Странное, тревожное чувство: он понимает, что что-то сказал, но лишь потому, что источник звука так близко. В карих глазах над ним — тень обиды: ужасающее предательство, супружеская неверность. Он пытается соотнести произнесенное слово с этой личностью, личность — с самим собой; не удается; тогда он переводит взгляд на лицо той, что помоложе и стоит подальше, с другой стороны кровати: она тоже улыбается, но равнодушно-профессионально. Эта другая личность — руки в карманах, наблюдает, явно в состоянии профессиональной готовности; на ней белый медицинский халат. Теперь и ее рот порождает слова:
— Вы можете назвать свое имя?
Ну разумеется! Имя! Никакого имени. Ничего. Ни прошлого, ни — где, ни — откуда. Пропасть осознана, и почти одновременно приходит сознание непоправимости. Он отчаянно напрягает силы, как падающий, что пытается удержаться, но то, за чем он тянется, за что хочет ухватиться, — этого просто нет. Он пристально смотрит в глаза женщины в белом халате, в неожиданном приступе всепоглощающего страха. Она подходит чуть ближе:
— Я — врач. Это ваша жена. Будьте добры, посмотрите на нее. Вы ее помните? Помните, что видели ее раньше? Что-нибудь о ней помните?

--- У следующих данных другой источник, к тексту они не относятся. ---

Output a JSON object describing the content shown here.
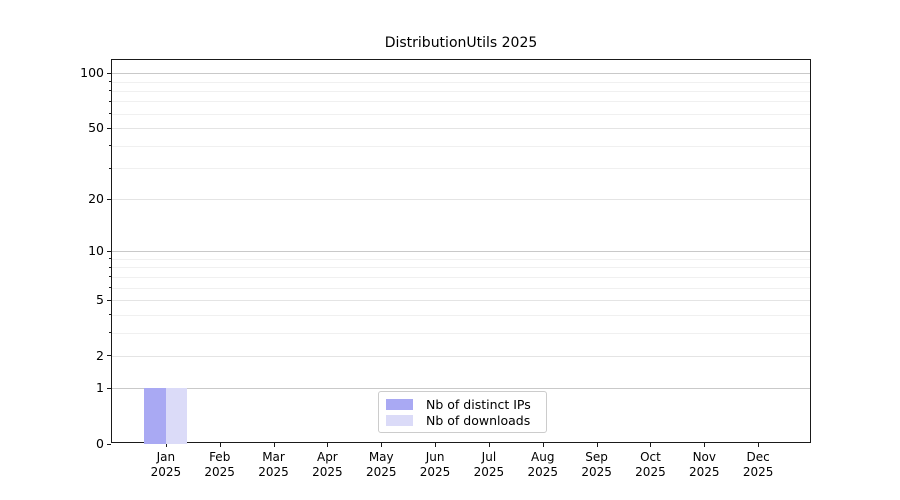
{
  "chart_data": {
    "type": "bar",
    "title": "DistributionUtils 2025",
    "categories": [
      "Jan 2025",
      "Feb 2025",
      "Mar 2025",
      "Apr 2025",
      "May 2025",
      "Jun 2025",
      "Jul 2025",
      "Aug 2025",
      "Sep 2025",
      "Oct 2025",
      "Nov 2025",
      "Dec 2025"
    ],
    "series": [
      {
        "name": "Nb of distinct IPs",
        "color": "#a9a9f3",
        "values": [
          1,
          0,
          0,
          0,
          0,
          0,
          0,
          0,
          0,
          0,
          0,
          0
        ]
      },
      {
        "name": "Nb of downloads",
        "color": "#dbdbf8",
        "values": [
          1,
          0,
          0,
          0,
          0,
          0,
          0,
          0,
          0,
          0,
          0,
          0
        ]
      }
    ],
    "y_scale": "log1p",
    "ylim": [
      0,
      118
    ],
    "y_major_ticks": [
      0,
      1,
      2,
      5,
      10,
      20,
      50,
      100
    ],
    "y_minor_gridlines": [
      3,
      4,
      6,
      7,
      8,
      9,
      30,
      40,
      60,
      70,
      80,
      90
    ],
    "bar_width_fraction": 0.4,
    "grid": true,
    "legend_position": "lower center",
    "colors": {
      "grid_major": "#c9c9c9",
      "grid_sub": "#e4e4e4",
      "grid_minor": "#f0f0f0",
      "spine": "#1a1a1a",
      "background": "#ffffff"
    }
  }
}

Он смотрит. На лице жены — ожидание, надежда и в то же время боль, чуть ли не обида, будто владелица этого лица оскорблена и бессмысленностью процедуры, и его молчаливым пристальным взглядом. Она кажется изнервничавшейся и уставшей, она слишком ярко накрашена, и вид у нее такой, будто она надела маску, чтобы сдержать рвущийся наружу вопль. А кроме всего прочего, она требует от него того, чего он дать ей не в силах.
Рот ее начинает исторгать имена — имена людей, названия улиц, домов, городов, разрозненные фразы. Может, он и слышал их раньше, как и другие слова, но он и представления не имеет, с чем они должны соотноситься и почему — чем дальше, тем больше — они звучат как свидетельство совершенных им преступлений. Наконец он качает головой. Ему хотелось бы закрыть глаза, обрести покой и — в покое — снова все забыть, снова слиться с чистой страницей забвения.